En boucher un coin ne serait donc qu'une forme familière de "fermer / boucher la bouche" ou "empêcher de parler", l'étonnement étant la cause du silence.

Exemples

« Et elle finit entre haut et bas sur une expression triviale que jamais la baronne n'avait entendue. "Comme le langage est révélateur !" songeait la vieille dame soudain calmée. Il arrivait parfois à sa fille de Paris et surtout à ses petits-enfants de risquer devant elle un mot d'argot, mais jamais ils ne se fussent servis d'une expression aussi vulgaire. Qu'avait-elle dit exactement ? " Ça vous en bouche un coin…" Oui c'est cela qu'elle avait dit. »
François Mauriac - Le sagouin

Comment dit-on ailleurs ?

Langue Expression équivalente Traduction littérale
Allemand jemandem das Maul stopfen clouer le bec à qn
Allemand jemanden verblüffen stupéfier qn
Allemand jemanden zum Schweigen bringen faire taire qn ; réduire qn au silence
Anglais (USA) to throw for a loop balancer en boucle
Anglais to be gobsmacked recevoir un smack sur la gueule
Anglais (Canada) to be stunned être ébèté et confus
Anglais to be speechless être sans voix
Anglais to be flabbergasted en être baba
Arabe Hayrrane Etonner
Autre deixar amb un pam de nas laisser avec un nez d'un empan !
Espagnol (Espagne) dejar con la boca abierta laisser avec la bouche ouverte
Espagnol (Espagne) dejar boquiabierto / Dejar boquiabierta laisser bouche bée
Espagnol (Espagne) dejar mudo laisser muet
Espagnol (Espagne) dejar pasmado / boquiabierto laisser pantois / bouche bée
Français (Canada) avoir son voyage
Français (Canada) en boucher un trou
Français (Canada) en boucher une surface
Hébreu הדהים אותו il l'a époustouflé
Italien rimaner di stucco rester de plâtre
Néerlandais (Belgique) met stomheid slaan / geslagen zijn être frapper de / frapper de surdi-mutité
Néerlandais daar zakt de bek van los ça fait tomber la bouche ouverte
Néerlandais iemand achterover doen vallen van verbazing faire qqn tomber à la renverse
Néerlandais iemand de mond snoere boucher la bouche à qqn
Néerlandais iemand met de oren doen klapperen faire qqn claquer avec les oreilles
Néerlandais met je mond vol tanden staan se trouver avec la bouche pleine de dents
Néerlandais paf staan être réduit au silence, être bouche bée
Polonais szczeka mi opadla la machoire m'en est tombée
Portugais (Brésil) calar a boca de alguém taire la bouche de qqn
Portugais (Brésil) ficar embasbacado lasisser bouche bée
Roumain a face pe cineva sa ramana paf faire quelqu'un rester paf
Roumain a lasa cu gura cascata laisser bouche bée
Roumain a lasa mut de uimire laisser muet d'étonnement
Roumain a lasa masca laisser masque
Roumain a-i lua piuitul lui prendre/enlever le piaillement
Roumain a-i taia macaroana lui couper le bucatino
Tchèque omracit étourdir
Ajouter une traduction

Si vous souhaitez savoir comment on dit « en boucher un coin » en anglais, en espagnol, en portugais, en italien ou en allemand, cliquez ici.

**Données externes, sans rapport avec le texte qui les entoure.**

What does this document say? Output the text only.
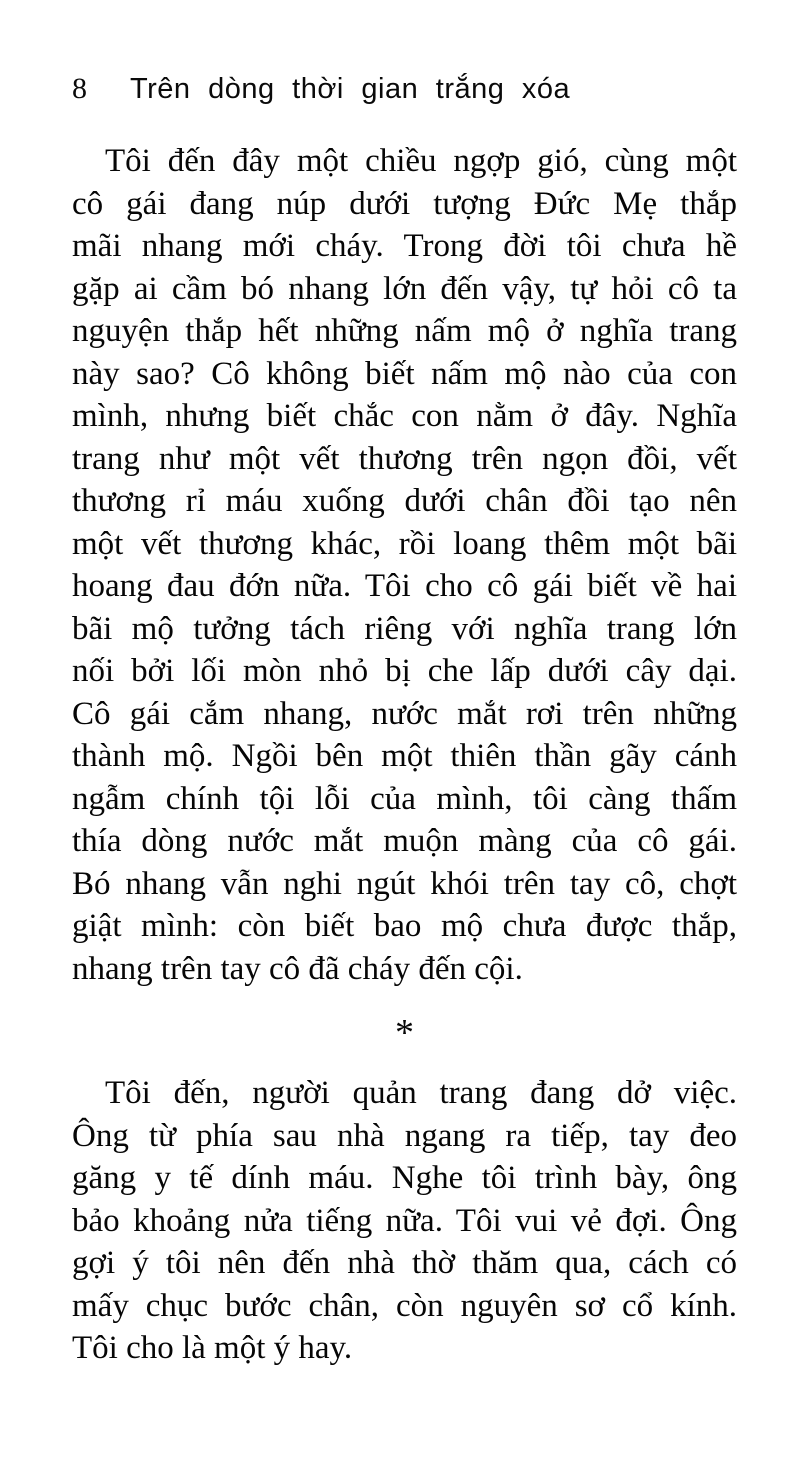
8	Trên dòng thời gian trắng xóa
Tôi đến đây một chiều ngợp gió, cùng một
cô gái đang núp dưới tượng Đức Mẹ thắp
mãi nhang mới cháy. Trong đời tôi chưa hề
gặp ai cầm bó nhang lớn đến vậy, tự hỏi cô ta
nguyện thắp hết những nấm mộ ở nghĩa trang
này sao? Cô không biết nấm mộ nào của con
mình, nhưng biết chắc con nằm ở đây. Nghĩa
trang như một vết thương trên ngọn đồi, vết
thương rỉ máu xuống dưới chân đồi tạo nên
một vết thương khác, rồi loang thêm một bãi
hoang đau đớn nữa. Tôi cho cô gái biết về hai
bãi mộ tưởng tách riêng với nghĩa trang lớn
nối bởi lối mòn nhỏ bị che lấp dưới cây dại.
Cô gái cắm nhang, nước mắt rơi trên những
thành mộ. Ngồi bên một thiên thần gãy cánh
ngẫm chính tội lỗi của mình, tôi càng thấm
thía dòng nước mắt muộn màng của cô gái.
Bó nhang vẫn nghi ngút khói trên tay cô, chợt
giật mình: còn biết bao mộ chưa được thắp,
nhang trên tay cô đã cháy đến cội.
*
Tôi đến, người quản trang đang dở việc.
Ông từ phía sau nhà ngang ra tiếp, tay đeo
găng y tế dính máu. Nghe tôi trình bày, ông
bảo khoảng nửa tiếng nữa. Tôi vui vẻ đợi. Ông
gợi ý tôi nên đến nhà thờ thăm qua, cách có
mấy chục bước chân, còn nguyên sơ cổ kính.
Tôi cho là một ý hay.
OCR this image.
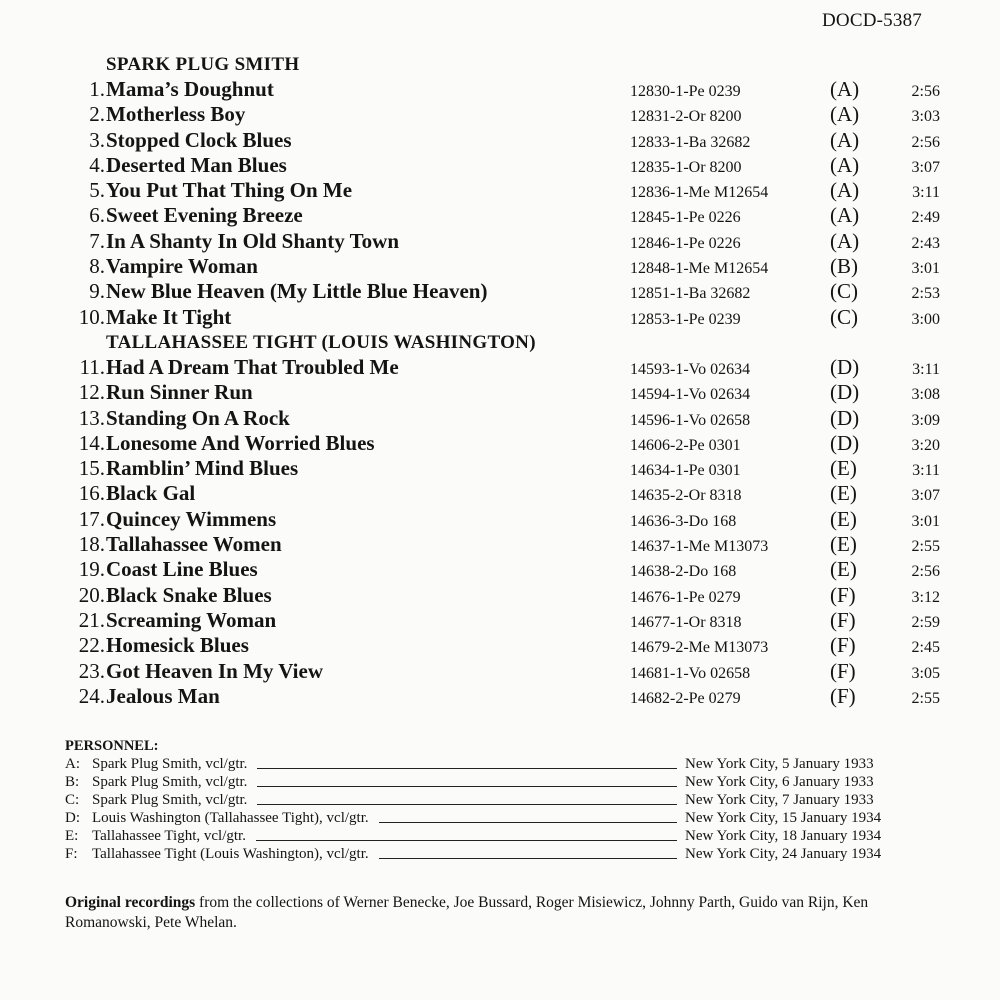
DOCD-5387
SPARK PLUG SMITH
1. Mama’s Doughnut	12830-1-Pe 0239	(A)	2:56
2. Motherless Boy	12831-2-Or 8200	(A)	3:03
3. Stopped Clock Blues	12833-1-Ba 32682	(A)	2:56
4. Deserted Man Blues	12835-1-Or 8200	(A)	3:07
5. You Put That Thing On Me	12836-1-Me M12654	(A)	3:11
6. Sweet Evening Breeze	12845-1-Pe 0226	(A)	2:49
7. In A Shanty In Old Shanty Town	12846-1-Pe 0226	(A)	2:43
8. Vampire Woman	12848-1-Me M12654	(B)	3:01
9. New Blue Heaven (My Little Blue Heaven)	12851-1-Ba 32682	(C)	2:53
10. Make It Tight	12853-1-Pe 0239	(C)	3:00
TALLAHASSEE TIGHT (LOUIS WASHINGTON)
11. Had A Dream That Troubled Me	14593-1-Vo 02634	(D)	3:11
12. Run Sinner Run	14594-1-Vo 02634	(D)	3:08
13. Standing On A Rock	14596-1-Vo 02658	(D)	3:09
14. Lonesome And Worried Blues	14606-2-Pe 0301	(D)	3:20
15. Ramblin’ Mind Blues	14634-1-Pe 0301	(E)	3:11
16. Black Gal	14635-2-Or 8318	(E)	3:07
17. Quincey Wimmens	14636-3-Do 168	(E)	3:01
18. Tallahassee Women	14637-1-Me M13073	(E)	2:55
19. Coast Line Blues	14638-2-Do 168	(E)	2:56
20. Black Snake Blues	14676-1-Pe 0279	(F)	3:12
21. Screaming Woman	14677-1-Or 8318	(F)	2:59
22. Homesick Blues	14679-2-Me M13073	(F)	2:45
23. Got Heaven In My View	14681-1-Vo 02658	(F)	3:05
24. Jealous Man	14682-2-Pe 0279	(F)	2:55
PERSONNEL:
A: Spark Plug Smith, vcl/gtr.	New York City, 5 January 1933
B: Spark Plug Smith, vcl/gtr.	New York City, 6 January 1933
C: Spark Plug Smith, vcl/gtr.	New York City, 7 January 1933
D: Louis Washington (Tallahassee Tight), vcl/gtr.	New York City, 15 January 1934
E: Tallahassee Tight, vcl/gtr.	New York City, 18 January 1934
F: Tallahassee Tight (Louis Washington), vcl/gtr.	New York City, 24 January 1934
Original recordings from the collections of Werner Benecke, Joe Bussard, Roger Misiewicz, Johnny Parth, Guido van Rijn, Ken Romanowski, Pete Whelan.
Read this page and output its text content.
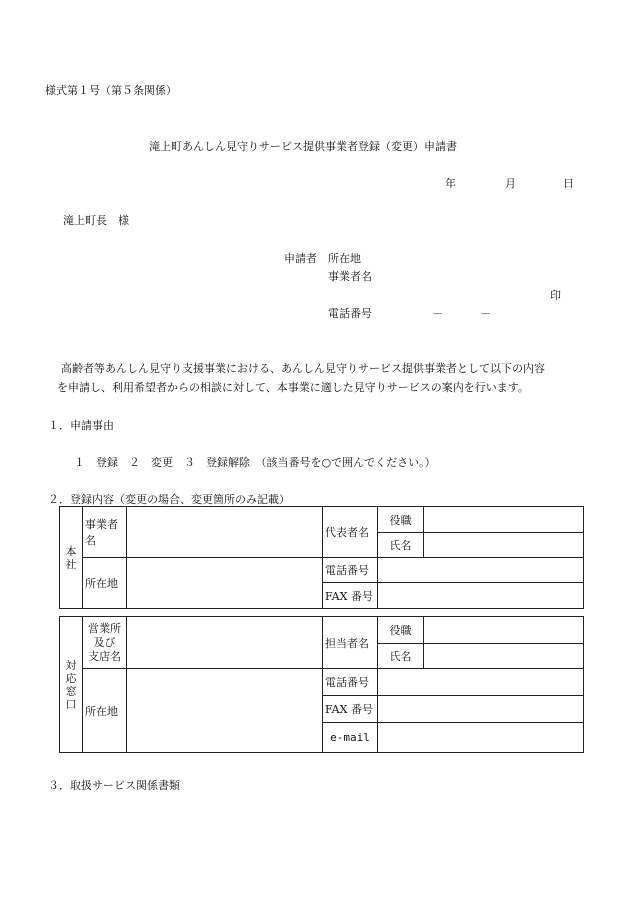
様式第１号（第５条関係）
滝上町あんしん見守りサービス提供事業者登録（変更）申請書
年	月	日
滝上町長　様
申請者 所在地
事業者名
印
電話番号	－	－
高齢者等あんしん見守り支援事業における、あんしん見守りサービス提供事業者として以下の内容
を申請し、利用希望者からの相談に対して、本事業に適した見守りサービスの案内を行います。
１．申請事由
１　登録　２　変更　３　登録解除　（該当番号を○で囲んでください。）
２．登録内容（変更の場合、変更箇所のみ記載）
本
社	事業者名		代表者名	役職	
				氏名	
	所在地		電話番号		
			FAX 番号		
対
応
窓
口	営業所
及び
支店名		担当者名	役職	
				氏名	
	所在地		電話番号		
			FAX 番号		
			e-mail		
３．取扱サービス関係書類
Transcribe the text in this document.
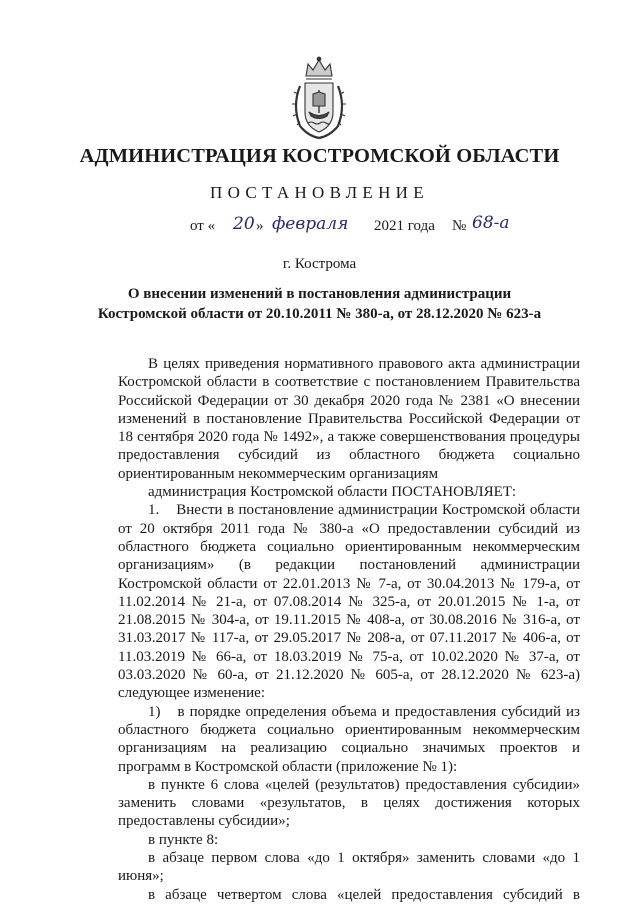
АДМИНИСТРАЦИЯ КОСТРОМСКОЙ ОБЛАСТИ
ПОСТАНОВЛЕНИЕ
от « 20 » февраля 2021 года № 68-а
г. Кострома
О внесении изменений в постановления администрации
Костромской области от 20.10.2011 № 380-а, от 28.12.2020 № 623-а

В целях приведения нормативного правового акта администрации Костромской области в соответствие с постановлением Правительства Российской Федерации от 30 декабря 2020 года № 2381 «О внесении изменений в постановление Правительства Российской Федерации от 18 сентября 2020 года № 1492», а также совершенствования процедуры предоставления субсидий из областного бюджета социально ориентированным некоммерческим организациям

администрация Костромской области ПОСТАНОВЛЯЕТ:

1. Внести в постановление администрации Костромской области от 20 октября 2011 года № 380-а «О предоставлении субсидий из областного бюджета социально ориентированным некоммерческим организациям» (в редакции постановлений администрации Костромской области от 22.01.2013 № 7-а, от 30.04.2013 № 179-а, от 11.02.2014 № 21-а, от 07.08.2014 № 325-а, от 20.01.2015 № 1-а, от 21.08.2015 № 304-а, от 19.11.2015 № 408-а, от 30.08.2016 № 316-а, от 31.03.2017 № 117-а, от 29.05.2017 № 208-а, от 07.11.2017 № 406-а, от 11.03.2019 № 66-а, от 18.03.2019 № 75-а, от 10.02.2020 № 37-а, от 03.03.2020 № 60-а, от 21.12.2020 № 605-а, от 28.12.2020 № 623-а) следующее изменение:

1) в порядке определения объема и предоставления субсидий из областного бюджета социально ориентированным некоммерческим организациям на реализацию социально значимых проектов и программ в Костромской области (приложение № 1):

в пункте 6 слова «целей (результатов) предоставления субсидии» заменить словами «результатов, в целях достижения которых предоставлены субсидии»;

в пункте 8:

в абзаце первом слова «до 1 октября» заменить словами «до 1 июня»;

в абзаце четвертом слова «целей предоставления субсидий в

Ci-dessus vous trouverez des propositions de traduction soumises par notre communauté d'utilisateurs et non vérifiées par notre équipe. En étant enregistré, vous pourrez également en ajouter vous-même. En cas d'erreur, signalez-les nous dans le formulaire de contact.

Voir aussi


Commentaires sur l'expression « en boucher un coin » Commentaires

  • #81
    <inconnu>
    02/01/2010 à 18:00
    • En réponse à deLassus #73 le 02/01/2010 à 15:18* :
    • « Pour les amateurs de Céline, j’ai enfin retrouvé le passage de Mort à Crédit d’où est extraite la citation du TLFi.
      Je ne résiste pas... Vo... »
    "Il voulait licher tous les bols..."
    Ça se dit? licher?
  • #82
    deLassus
    02/01/2010 à 18:09*
    • En réponse à <inconnu> #81 le 02/01/2010 à 18:00 :
    • « "Il voulait licher tous les bols..."
      Ça se dit? licher? »
    En tout cas c’est dans le dictionnaire ! TLFi 1994 ci-dessous en extraits.
    Moi je ne dis pas "je liche", mais je me fais des lichettes de pain pour les oeufs coque.
    LICHER, verbe trans.
    Pop. et fam.
    A. Lécher. V’là ç’te pauv’ Nioule qui s’en allait... licher son doigt dans la cour! (MARTIN DU G., Gonfle, 1928). Pendant qu’il se livre à cette opération, Zazie liche la mousse de son demi (QUENEAU, Zazie, 1959).
    B. P. ext.
    1. Embrasser. Synon. bécoter. C’est-i ta sœur, la femme aussi, que tu lichais à tomber de cheval? (LA VARENDE, Dern. fête, 1953).
    Emploi pronom. Tous les jours, c’est pareil : ça se liche, ça ferme la fenêtre et on ne voit plus rien (COLETTE, Cl. école, 1900).
    2. Boire, manger, généralement avec excès, avec gourmandise. Elles lichaient ainsi la goutte, sur un coin de l’établi (ZOLA, Assommoir, 1877) :
    Vautré sur le pont, il serre étroitement dans ses bras, comme s’il était en train de prendre le pucelage d’une fille, un demi-muid de vin de Samos, dont il a fait sauter la bonde et il liche avec des cris de jouissance ce vin qui dégouline et qui gicle.
    CENDRARS, Bourlinguer, 1948.
    DÉR. Lichot(t)er, (Lichoter, Lichotter)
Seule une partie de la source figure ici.